I am a perfectionist who look for microscopic detailing from fabric sourcing to pattern drafting to finished products. At each step we perform a quality check. There were many instances where we removed an entire range of styles from our collection as we are not comfortable with the quality of the finished product. And, when we receive appreciation for the quality of our work, we feel obliged.
Perseverance is one of my key traits as I never give up easily. This quality made a postgraduate student of science to a fashion designer and is key to any entrepreneurial success.
7) If you had the opportunity to start this business again what would you do differently?
In the hindsight, we know there were many things that we could have done it differently. But, given a chance, we would be gustier in our approach. Be it expansion, loosening our purse strings or formulating a pricing strategy, taking an aggressive stance benefit early stage starts up.
8) What is your favourite inspirational quote?
“Jeena Aaya Ya Jeetne Aaya” (whether your existence is to live or to conquer). This has been our driving force and we keep asking ourselves: Are we making an impact?
9) Where do you find inspiration?
We draw inspiration from the dark clouds, stormy typhoon and flamboyant flowers. Nature is our biggest source of inspiration for our collection. On business front, our biggest source of inspiration comes from customer feedback. When our product is received well, it motivates us to experiment with unique styles.
10) What is your favourite book?
There are many. I recently enjoyed reading Thank You for Being Late by Thomas Friedman. This book completely changed my outlook on world.
Living with the Himalayan Masters by Swami Rama and Mystic’s Musings by Sadhguru gives a tremendous insight on the unexplained dimensions of life. Every time I read these books, I get a new perspective of life. The way we approach business; the ethical marketing that we adopt – the wisdom from these books are our guiding source.
11) What advice would you give to someone starting out?
Follow your dreams.
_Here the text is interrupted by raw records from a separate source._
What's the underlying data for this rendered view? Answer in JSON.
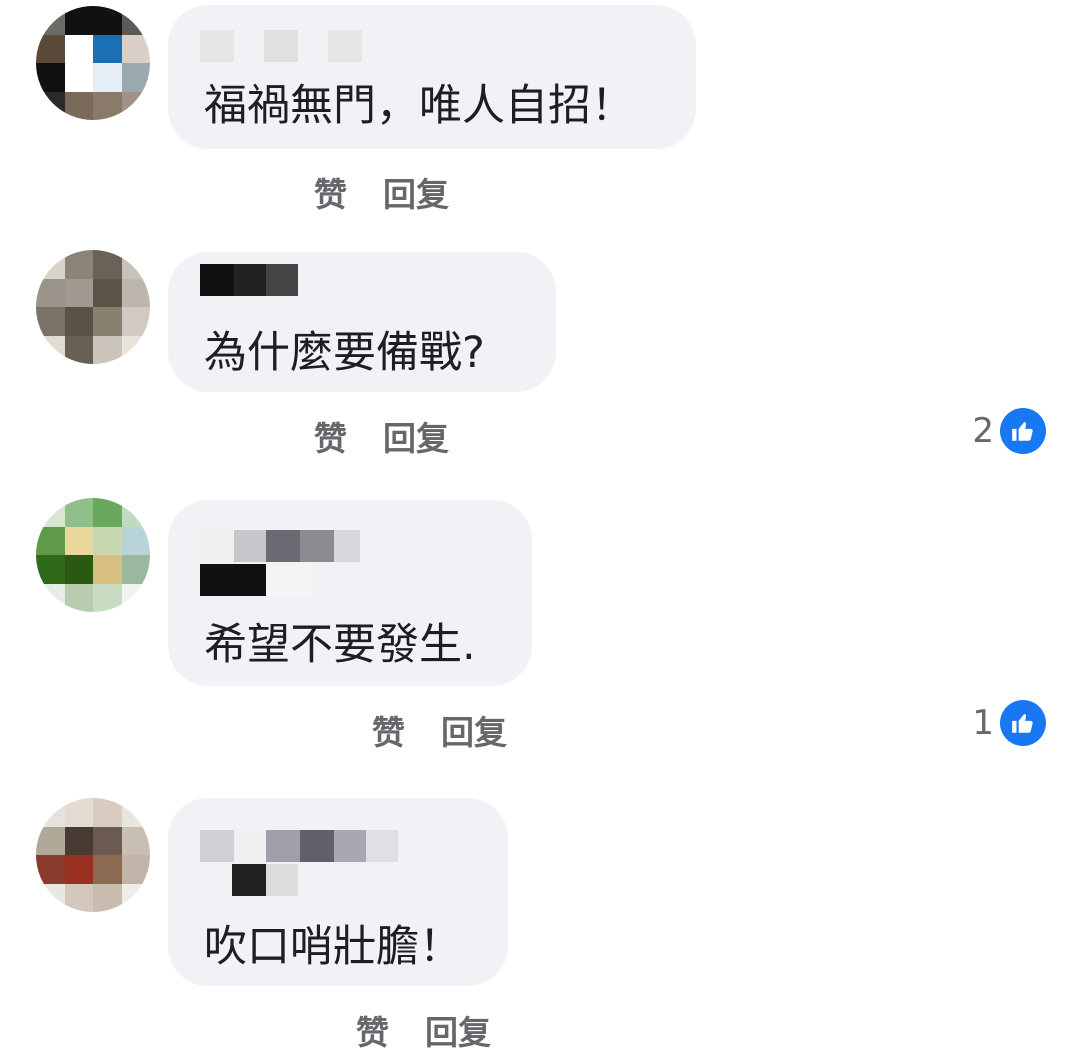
{
  "comments": [
    {
      "text": "福禍無門，唯人自招！",
      "like_label": "赞",
      "reply_label": "回复",
      "reaction_count": ""
    },
    {
      "text": "為什麼要備戰?",
      "like_label": "赞",
      "reply_label": "回复",
      "reaction_count": "2"
    },
    {
      "text": "希望不要發生.",
      "like_label": "赞",
      "reply_label": "回复",
      "reaction_count": "1"
    },
    {
      "text": "吹口哨壯膽！",
      "like_label": "赞",
      "reply_label": "回复",
      "reaction_count": ""
    }
  ],
  "colors": {
    "bubble": "#f0f2f5",
    "like_blue": "#1877f2",
    "action_text": "#65676b"
  },
  "icons": {
    "reaction": "like-thumb-icon"
  }
}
If you are passionate and believe in yourself, just go ahead and do it. Have child-like inquisitiveness and move out of your comfort zone as that is the only way you can grow.
Coming from a background of weavers, Kanimozhi was keen on following what her family used to do. When other members of her family chose different paths, she decided to embrace her passion for fashion, which ultimately led her to launch Indigo Dreams. When it comes to business, you always have to think from the perspective of a customer. Kanimozhi did the same when she thought of launching her business. So, fit in the shoes of your customer to assess the value of your product or business before going ahead. It helps give you a clear idea.
Sometimes you have to go beyond your comfort zone to make it big. Because that’s where you can find your dreams. Kanimozhi was doubtful of dipping her feet into entrepreneurship, but her passion made her leave the comfort zone for a business. So propel yourself out of your comfort zone to turn your dreams into fruition. A big thanks to Kanimozhi and Kannan for sharing their wonderful startup story.